Thats a good one anywhere.


----------



## 1basshunter (Mar 27, 2011)

That is most definitely a monster


----------



## polebender (Oct 29, 2011)

Whew! A hawg for sure!


----------



## Deazl666 (Mar 30, 2012)

What a pig!!!


----------



## rattlin jones (Nov 16, 2012)

Big bass anywhere well done


----------



## greatmiami (Feb 4, 2014)

That thing is so chunky those cheeks could explode. Dang wat a fish


----------



## Gfhteen (May 20, 2004)

percidaeben said:


> Incredible. Thanks for share. That's cool little lake. Didn't it at one time have the state record saugeye there. And also believe northern pike record many moons ago. Wonder if there's pike still in there.

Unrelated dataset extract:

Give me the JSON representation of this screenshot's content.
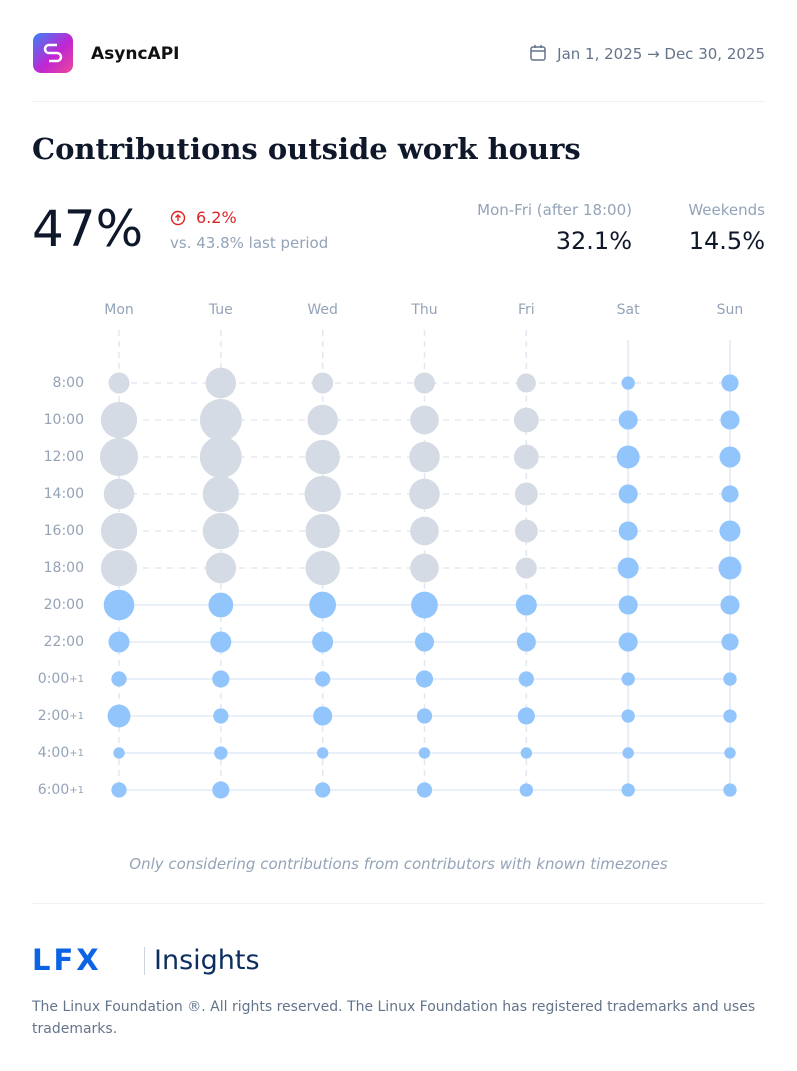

Yes years and years ago and I want to say it was not only the state record but the world record at the time as well or so I've been told. Alot of people I work with are from that area.


----------



## Gfhteen (May 20, 2004)

At work now and just talked to my friend who fished the tourney, I guess a 5lb and a 6.5lb were also turned in yesterday


----------



## homepiece (May 11, 2007)

That is a monster for ohio. Awesome fish.


----------



## stanimals2 (Mar 20, 2011)

HOLY CRAP !!


----------



## saug-I (Apr 7, 2010)

Not from lake Logan, pretty sure it came from Hoover, keep moving


----------



## Smallmouth Crazy (Apr 4, 2006)

bobberbucket said:


> That thing is a whopper!


Great looking fish, and I agree I would be happy with that fish anywhere.


----------



## ostbucks98 (Apr 14, 2004)

Logan produces 6+ pretty often. Ive fished the Saturday tournys and its pretty common. Tough lake to fish at times but does produce quality.


----------